Tetap saja, saya menganggap diri saya goblok karena gagal lagi dalam menjalin
sebuah hubungan.
Mei
dan Ayun terus mencoba menghibur saya dengan tingkah konyol mereka. Meskipun
tidak seratus persen ampuh, kesedihan saya waktu itu berkurang.
Usai
memesan tiket, kami duduk-duduk sejenak di bangku depan teater sembari menunggu
jadwal pemutaran film. Kami berbincang-bincang ringan sambil meng-ghibah
macam-macam.
Tak
lama, kami pun beranjak memasuki teater bioskop. Kami duduk di kursi belakang
sebelah pojok kanan.
“Mog,
jangan nangis lho,” sahut Ayun. “Iya, Mog. Awas, lho,” sahut Mei. Saya hanya
ketawa ngakak.
source: metro.co.uk
Sebelum
film Joker dimulai, trailer-trailer film baru ditayangkan terlebih dahulu.
Anjir-nya, di salah satu trailer terbaru terputarlah lagu Pupus karya Dewa 19
yang seketika membuat hati saya kembali sedih.
Ayun
refleks menatap saya yang hanya diam. Saya cuman bisa berkata anjir dan ngomong
gak jelas pasca mendengar lagu itu. Lagunya enak, tetapi momennya sungguh tidak
tepat. Mei pun malah ngakak gak jelas.
Yang
ditunggu-tunggu akhirnya tiba. Film Joker itupun dimulai dan saya mencoba
menikmatinya. Awal cerita, saya kurang terlalu menikmati dan agak bingung
dengan arah cerita. Namun, akting Joaquin Phoenix yang totalitas membuat saya
cukup terhibur.
Lambat
laun, akhirnya saya bisa menikmati alur cerita Joker.

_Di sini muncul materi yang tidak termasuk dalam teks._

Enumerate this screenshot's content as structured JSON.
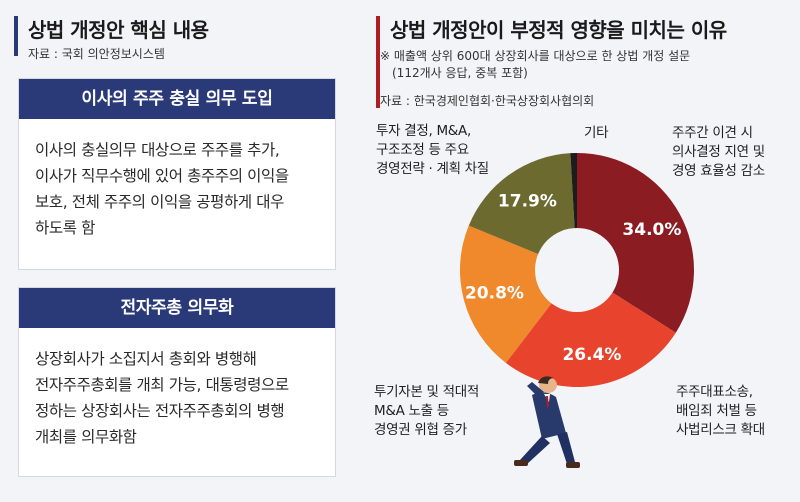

Namun, yang menjadi fokus
perhatian saya bukan hanya filmnya saja, tetapi saya kadang sering menatap Mei.
Saya suka menatapnya yang terlihat serius ketika menonton film, meski nuansanya
agak remang karena hanya cahaya dari layar film yang memenuhi ruangan.
Entahlah,
detik saya bersyukur karena bisa menikmati momen bersama Mei. Seperti sebuah
kebetulan, dia datang di saat yang tepat. Tanpa Mei, mungkin saya masih
terlarut dengan kesedihan saya.
Hari
sudah memasuki waktu Maghrib ketika film itu selesai. Saya sejenak mengajak Mei
berfoto berdua. Saya tidak tahu mengapa saya menginginkan hal itu. Saya selalu
takut kalau hari itu adalah hari terakhir saya bisa menikmati momen bersama Mei
karena kami berdua jarang bertemu. Saya ingin foto itu menjadi kenang-kenangan untuk
saya sendiri.
Namun,
dugaan saya nyatanya masih keliru. Ada satu lagi momen sederhana yang bermakna
bagi saya di sebuah sore. Akan saya ceritakan di lain kesempatan.
Malamnya, Mei mengucapkan terima kasih atas hadiah yang sudah saya berikan. Katanya, komik Juki itu menyindir dia sebagai anak kos dengan segala keluh kesahnya haha.
Sederhana saja, saya ingin kamu selalu tersenyum dan tertawa, Mei.